Step #3: The Federal Reserve creates currency out of thin air to buy the debt.
In short, this insidious process is nothing more than legalized counterfeiting. It’s taxation without consent via currency debasement and is the true source of inflation. Mainstream media and economists perform incredible mental gymnastics to conceal and justify this fraud.
That’s how government spending, deficits, and the federal debt affect inflation.
As long as the average person doesn’t notice the rising prices, the system works well. However, once the price increases become painful enough, it creates political pressure for the Fed to combat inflation by raising interest rates.
The Fed Has a Serious Problem This Time
The amount of federal debt is so extreme that even a return of interest rates to their historical average would mean paying an interest expense that would consume more than half of tax revenues. Interest expense would eclipse Social Security and defense spending and become the largest item in the federal budget.
Further, with price increases soaring to 40-year highs, a return to the historical average interest rate will not be enough to reign in inflation—not even close. A drastic rise in interest rates is needed—perhaps to 10% or higher. If that happened, it would mean that the US government is paying more for the interest expense than it takes in from taxes.

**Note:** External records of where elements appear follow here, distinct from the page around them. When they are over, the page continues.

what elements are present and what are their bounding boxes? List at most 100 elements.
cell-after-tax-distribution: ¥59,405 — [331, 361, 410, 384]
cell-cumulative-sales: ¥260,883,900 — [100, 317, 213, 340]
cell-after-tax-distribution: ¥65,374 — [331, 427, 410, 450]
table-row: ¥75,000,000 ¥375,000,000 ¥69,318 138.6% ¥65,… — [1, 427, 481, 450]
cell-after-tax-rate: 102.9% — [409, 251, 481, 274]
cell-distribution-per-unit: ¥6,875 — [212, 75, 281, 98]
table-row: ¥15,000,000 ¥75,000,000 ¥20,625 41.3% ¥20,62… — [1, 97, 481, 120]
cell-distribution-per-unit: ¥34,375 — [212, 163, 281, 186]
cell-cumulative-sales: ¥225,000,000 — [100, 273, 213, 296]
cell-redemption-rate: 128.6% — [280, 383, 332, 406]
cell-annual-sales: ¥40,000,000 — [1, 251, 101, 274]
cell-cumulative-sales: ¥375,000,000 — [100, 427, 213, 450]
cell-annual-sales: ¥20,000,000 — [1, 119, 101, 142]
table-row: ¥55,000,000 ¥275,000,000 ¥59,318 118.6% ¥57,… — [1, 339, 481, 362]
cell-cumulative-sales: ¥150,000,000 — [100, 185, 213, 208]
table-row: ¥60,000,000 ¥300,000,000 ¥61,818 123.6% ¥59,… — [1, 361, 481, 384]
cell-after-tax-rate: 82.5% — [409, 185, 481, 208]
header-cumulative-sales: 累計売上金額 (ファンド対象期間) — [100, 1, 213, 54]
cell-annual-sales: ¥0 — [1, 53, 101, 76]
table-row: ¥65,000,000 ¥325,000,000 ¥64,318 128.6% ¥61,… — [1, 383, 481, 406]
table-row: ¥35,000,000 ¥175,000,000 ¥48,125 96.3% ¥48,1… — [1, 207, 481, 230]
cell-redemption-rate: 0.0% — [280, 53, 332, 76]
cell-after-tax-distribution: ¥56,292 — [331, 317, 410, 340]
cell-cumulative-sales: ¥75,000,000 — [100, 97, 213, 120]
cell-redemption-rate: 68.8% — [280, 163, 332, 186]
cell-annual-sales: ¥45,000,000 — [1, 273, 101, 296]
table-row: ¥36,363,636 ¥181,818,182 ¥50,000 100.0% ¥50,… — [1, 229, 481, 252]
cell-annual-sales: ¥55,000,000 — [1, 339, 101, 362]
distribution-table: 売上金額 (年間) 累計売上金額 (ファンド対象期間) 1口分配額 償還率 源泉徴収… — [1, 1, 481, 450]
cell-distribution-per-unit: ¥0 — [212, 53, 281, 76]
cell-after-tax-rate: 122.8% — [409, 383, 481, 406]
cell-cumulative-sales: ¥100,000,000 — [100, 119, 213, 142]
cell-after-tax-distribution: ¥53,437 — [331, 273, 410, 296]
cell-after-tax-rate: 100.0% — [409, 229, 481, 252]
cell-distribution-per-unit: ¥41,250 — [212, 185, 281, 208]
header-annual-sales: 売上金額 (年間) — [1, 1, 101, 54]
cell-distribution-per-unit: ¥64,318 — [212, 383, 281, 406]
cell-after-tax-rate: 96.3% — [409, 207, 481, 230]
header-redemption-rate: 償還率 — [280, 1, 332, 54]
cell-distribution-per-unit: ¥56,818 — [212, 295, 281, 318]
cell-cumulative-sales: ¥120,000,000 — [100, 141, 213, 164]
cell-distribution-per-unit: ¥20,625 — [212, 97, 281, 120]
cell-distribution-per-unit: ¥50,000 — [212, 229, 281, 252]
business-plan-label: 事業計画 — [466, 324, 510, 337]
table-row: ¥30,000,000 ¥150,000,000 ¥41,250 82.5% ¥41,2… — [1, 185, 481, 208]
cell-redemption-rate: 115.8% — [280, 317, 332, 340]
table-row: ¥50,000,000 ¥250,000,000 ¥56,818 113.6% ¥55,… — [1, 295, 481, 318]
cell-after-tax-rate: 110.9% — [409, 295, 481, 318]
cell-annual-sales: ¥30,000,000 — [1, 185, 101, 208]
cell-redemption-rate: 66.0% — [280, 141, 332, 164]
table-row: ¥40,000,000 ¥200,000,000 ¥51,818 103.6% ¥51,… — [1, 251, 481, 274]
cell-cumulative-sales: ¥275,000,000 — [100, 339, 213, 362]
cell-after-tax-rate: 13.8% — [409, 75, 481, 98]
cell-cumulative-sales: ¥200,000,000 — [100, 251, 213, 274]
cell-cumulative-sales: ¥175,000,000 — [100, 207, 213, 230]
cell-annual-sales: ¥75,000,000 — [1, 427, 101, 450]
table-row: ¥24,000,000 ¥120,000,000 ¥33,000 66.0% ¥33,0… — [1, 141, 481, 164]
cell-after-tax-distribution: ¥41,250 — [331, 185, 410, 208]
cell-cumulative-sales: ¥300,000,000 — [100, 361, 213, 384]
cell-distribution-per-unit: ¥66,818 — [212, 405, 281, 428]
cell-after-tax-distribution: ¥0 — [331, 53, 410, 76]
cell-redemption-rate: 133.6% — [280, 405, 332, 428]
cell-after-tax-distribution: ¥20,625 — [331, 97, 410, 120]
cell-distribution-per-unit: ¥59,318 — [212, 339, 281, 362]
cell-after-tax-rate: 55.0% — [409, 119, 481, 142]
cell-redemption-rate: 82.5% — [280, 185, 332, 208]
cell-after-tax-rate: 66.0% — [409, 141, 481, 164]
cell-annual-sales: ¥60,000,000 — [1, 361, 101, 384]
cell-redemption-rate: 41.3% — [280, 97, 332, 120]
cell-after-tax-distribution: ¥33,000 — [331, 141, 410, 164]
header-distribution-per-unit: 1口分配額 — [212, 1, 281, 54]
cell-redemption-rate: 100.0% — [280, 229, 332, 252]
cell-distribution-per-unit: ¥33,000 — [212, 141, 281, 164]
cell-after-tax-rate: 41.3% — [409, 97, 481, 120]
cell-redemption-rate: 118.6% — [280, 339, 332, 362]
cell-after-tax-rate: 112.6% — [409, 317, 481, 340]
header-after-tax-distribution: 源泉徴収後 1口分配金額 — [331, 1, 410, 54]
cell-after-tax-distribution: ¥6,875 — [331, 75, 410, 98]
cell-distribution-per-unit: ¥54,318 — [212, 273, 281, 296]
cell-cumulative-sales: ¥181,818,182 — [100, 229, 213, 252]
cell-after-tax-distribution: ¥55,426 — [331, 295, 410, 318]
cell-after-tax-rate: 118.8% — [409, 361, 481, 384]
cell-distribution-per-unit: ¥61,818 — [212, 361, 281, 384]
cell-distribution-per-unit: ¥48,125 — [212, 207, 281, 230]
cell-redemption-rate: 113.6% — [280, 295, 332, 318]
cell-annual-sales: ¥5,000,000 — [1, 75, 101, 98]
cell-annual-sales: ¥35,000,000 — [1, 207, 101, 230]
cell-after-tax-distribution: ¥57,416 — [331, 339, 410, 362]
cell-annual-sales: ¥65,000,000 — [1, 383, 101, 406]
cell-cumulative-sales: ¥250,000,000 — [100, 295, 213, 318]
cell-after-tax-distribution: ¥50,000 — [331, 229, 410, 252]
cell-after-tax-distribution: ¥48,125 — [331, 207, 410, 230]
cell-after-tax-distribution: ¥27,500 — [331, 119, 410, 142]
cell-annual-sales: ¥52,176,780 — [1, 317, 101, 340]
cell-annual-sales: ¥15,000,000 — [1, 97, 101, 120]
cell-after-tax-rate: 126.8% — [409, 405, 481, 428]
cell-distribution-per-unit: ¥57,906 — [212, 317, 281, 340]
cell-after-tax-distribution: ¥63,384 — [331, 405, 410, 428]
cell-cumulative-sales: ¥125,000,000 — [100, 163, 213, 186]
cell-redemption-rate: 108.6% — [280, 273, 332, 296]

In short, the Federal Reserve is trapped.
Raising interest rates high enough to dent inflation would bankrupt the US government.
We can see this dynamic in the below chart of the federal debt and the federal funds rate, the Federal Reserve’s primary benchmark interest rate. The higher the federal debt, the harder and more painful it becomes to raise interest rates.
In short, the US government is fast approaching the financial endgame. It needs to raise interest rates to combat out-of-control inflation… but can’t because it would cause its bankruptcy.
In other words, it’s game over.
They have no choice but to “reset” the system—that’s what governments do when they are trapped.
Think of it like this.
Imagine a spoiled child playing a board game, and rather than admit he is losing, he flips the board. This is what governments will do now that they are financially checkmated. They can’t win, even in their own rigged game, and now are left with the choice of losing power or flipping the board. Since power does not relinquish itself voluntarily, we should presume they’ll choose to flip the board.
Here’s the bottom line.
The current monetary system is on its way out. Even the central bankers running the system can see that. So they are preparing for what comes next as they attempt to “reset” the system.
I suspect it could all go down soon… and it’s not going to be pretty.
It’s going to result in an enormous wealth transfer from you to the parasitical class—politicians, central bankers, and those connected to them.